I think there are two major, semi-independent problems with the economy:
1) Real wages for the middle and lower classes have been stagnant for the last few decades (particularly the last decade) while income for the top 1% has skyrocketed and continues to climb. The net effect of the above is that, due to massive improvements in efficiency and productivity, wealth generated by American businesses has gone up steadily for decades, nearly all of the benefit of this has accrued to the ownership class.
2) The speculators invented a crazy system of securities in the wake of financial deregulation which hinged on an unbelievably stupid application of the Gaussian copula function for estimating default correlation. This one mistake amplified what could have been a “normal” real estate bubble into a bubble of gargantuan proportions. The danger to the real economy was drastically worsened by the repeal of Glass-Steagall and the lack of regulatory oversight of the shadow banking system. As far as bubbles, they’re not all alike; I personally would much rather see a bubble caused by excessive speculation on actual companies (i.e., IPOs) than a bubble caused by speculation on synthetic securities whose value was based on a fantasy. At least venture capitalists are trying to build something new, and if we have to go through some mild crashes as a result, I think that’s worth some risk (the economic consequences of the tech crash of 2000 were far less severe than the synthetic securities crash of 2008).

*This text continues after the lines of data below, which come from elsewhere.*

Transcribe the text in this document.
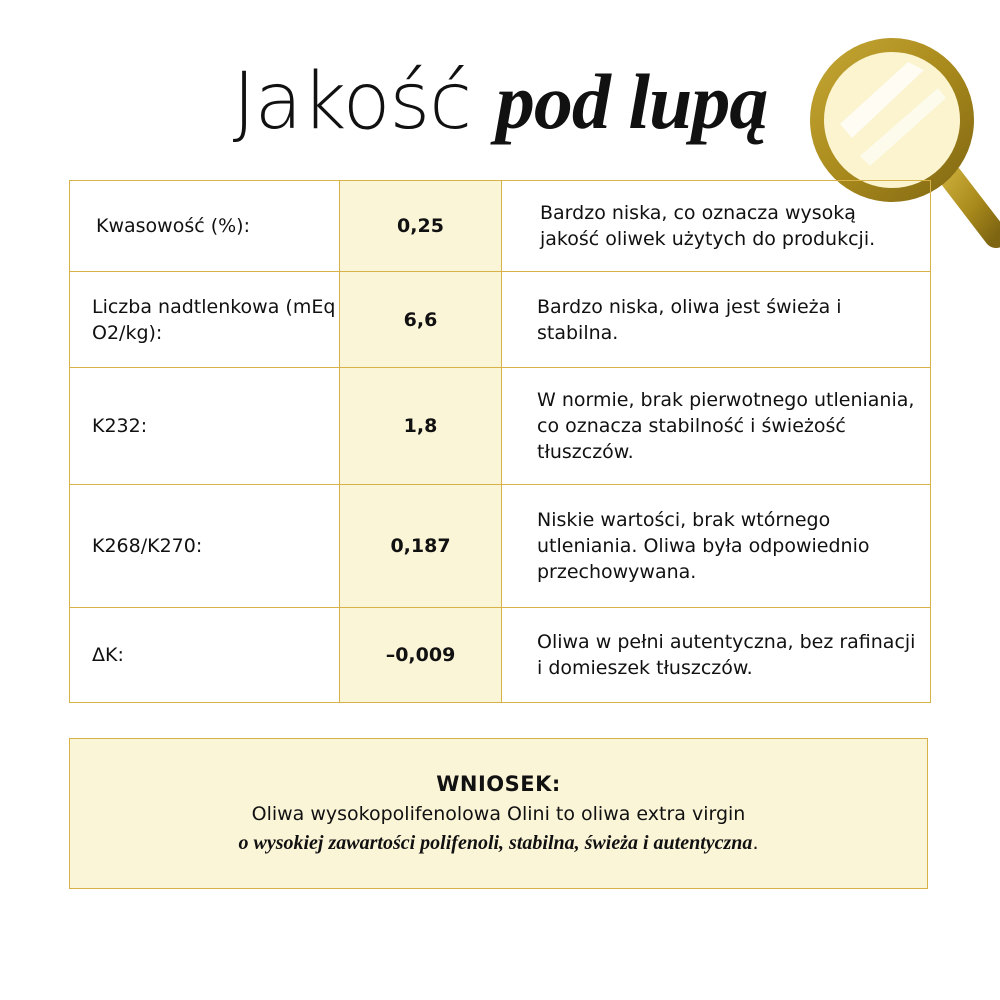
Jakość pod lupą
Kwasowość (%):	0,25	Bardzo niska, co oznacza wysoką jakość oliwek użytych do produkcji.
Liczba nadtlenkowa (mEq O2/kg):	6,6	Bardzo niska, oliwa jest świeża i stabilna.
K232:	1,8	W normie, brak pierwotnego utleniania, co oznacza stabilność i świeżość tłuszczów.
K268/K270:	0,187	Niskie wartości, brak wtórnego utleniania. Oliwa była odpowiednio przechowywana.
ΔK:	–0,009	Oliwa w pełni autentyczna, bez rafinacji i domieszek tłuszczów.
WNIOSEK:
Oliwa wysokopolifenolowa Olini to oliwa extra virgin
o wysokiej zawartości polifenoli, stabilna, świeża i autentyczna.
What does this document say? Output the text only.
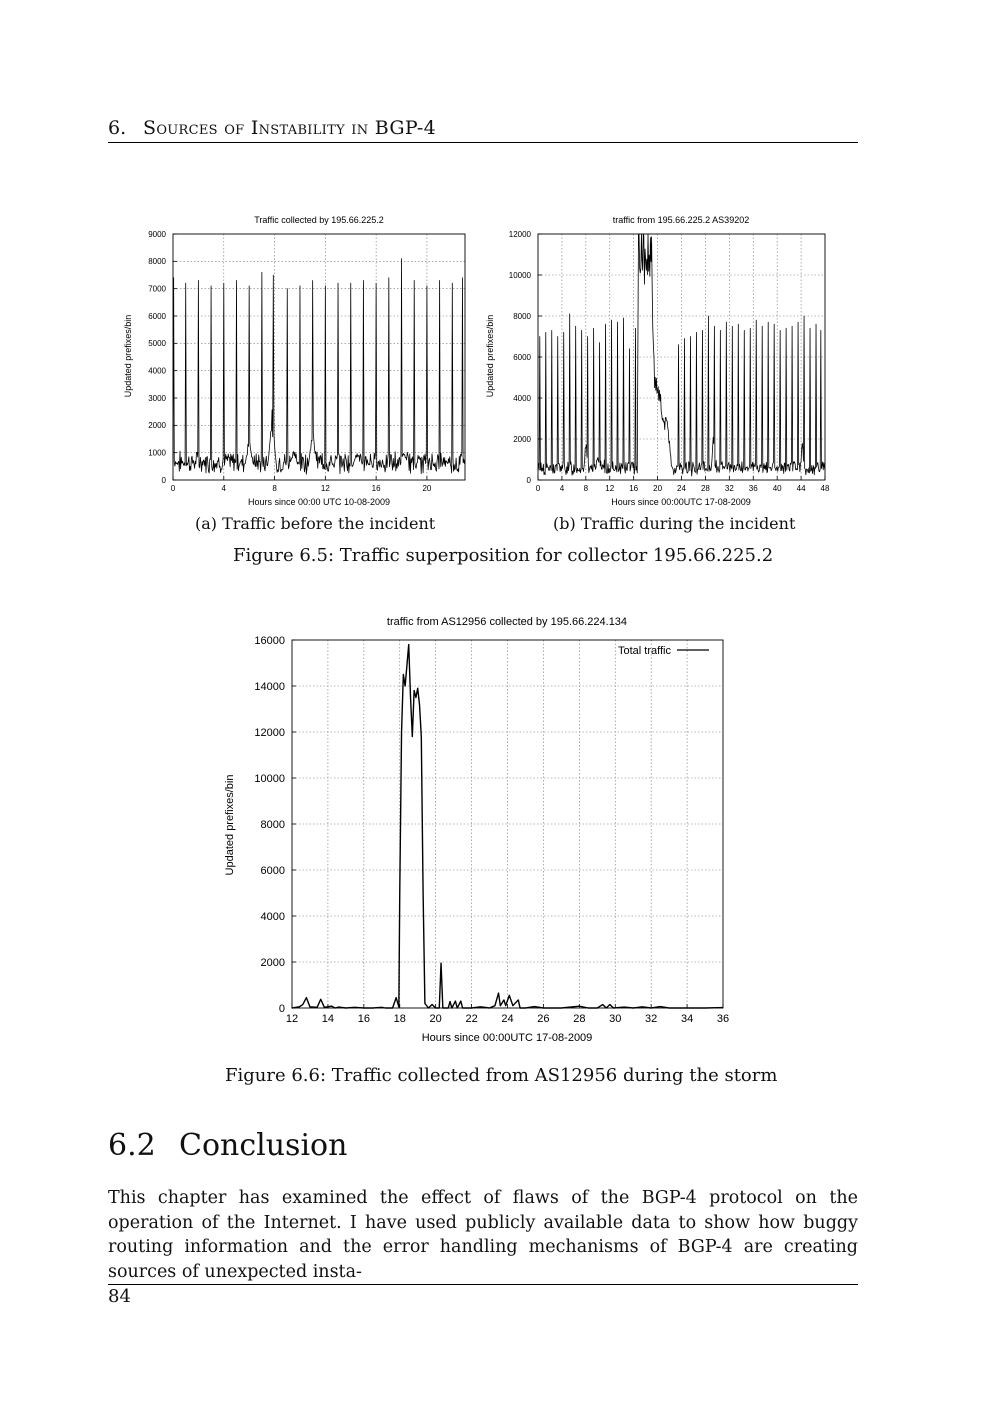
6. Sources of Instability in BGP-4
0	4	8	12	16	20
0
1000
2000
3000
4000
5000
6000
7000
8000
9000
Traffic collected by 195.66.225.2
Hours since 00:00 UTC 10-08-2009
Updated prefixes/bin
0 4 8 12 16 20 24 28 32 36 40 44 48
0
2000
4000
6000
8000
10000
12000
traffic from 195.66.225.2 AS39202
Hours since 00:00UTC 17-08-2009
Updated prefixes/bin
(a) Traffic before the incident	(b) Traffic during the incident
Figure 6.5: Traffic superposition for collector 195.66.225.2
12 14 16 18 20 22 24 26 28 30 32 34 36
0
2000
4000
6000
8000
10000
12000
14000
16000
traffic from AS12956 collected by 195.66.224.134
Hours since 00:00UTC 17-08-2009
Updated prefixes/bin
Total traffic
Figure 6.6: Traffic collected from AS12956 during the storm
6.2 Conclusion
This chapter has examined the effect of flaws of the BGP-4 protocol on the operation of the Internet. I have used publicly available data to show how buggy routing information and the error handling mechanisms of BGP-4 are creating sources of unexpected insta-
84
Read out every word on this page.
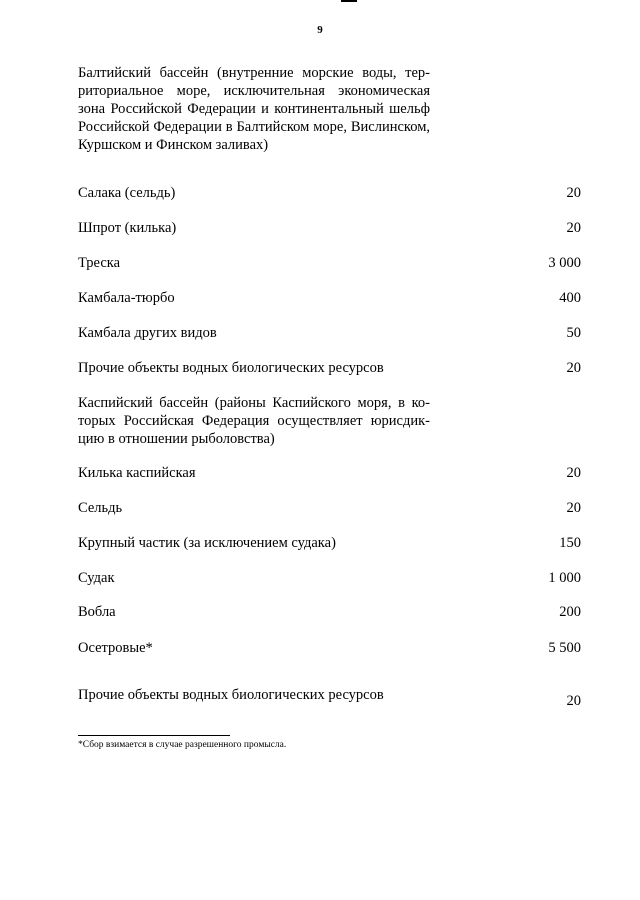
9
Балтийский бассейн (внутренние морские воды, тер-риториальное море, исключительная экономическая зона Российской Федерации и континентальный шельф Российской Федерации в Балтийском море, Вислинском, Куршском и Финском заливах)
Салака (сельдь)	20
Шпрот (килька)	20
Треска	3 000
Камбала-тюрбо	400
Камбала других видов	50
Прочие объекты водных биологических ресурсов	20
Каспийский бассейн (районы Каспийского моря, в ко-торых Российская Федерация осуществляет юрисдик-цию в отношении рыболовства)
Килька каспийская	20
Сельдь	20
Крупный частик (за исключением судака)	150
Судак	1 000
Вобла	200
Осетровые*	5 500
Прочие объекты водных биологических ресурсов	20
*Сбор взимается в случае разрешенного промысла.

It seems to me that 1 and 2 are relatively independent problems. 1) is probably caused by the decline of unions, the rise of Ayn Rand thinking among the upper classes: the ownership class believes that it truly is virtually solely responsible for the generation of wealth, almost single-handedly taking all increases in proceeds and giving none of it to the people who actually do the work. Furthermore the drastic lowering of tax rates on the wealthy has further contributed to this steady, unfair imbalance. 2) is a problem of speculative bubbles and insulating the regular banking system from the speculative system. Obama addressed 2) to some degree with financial regulatory reform: the creation of a somewhat weakened Volcker Rule, intended to isolate speculative activity to some degree from the operation of “normal” banking, regulation of the shadow banking system, and so forth, but he has not yet significantly addressed 1).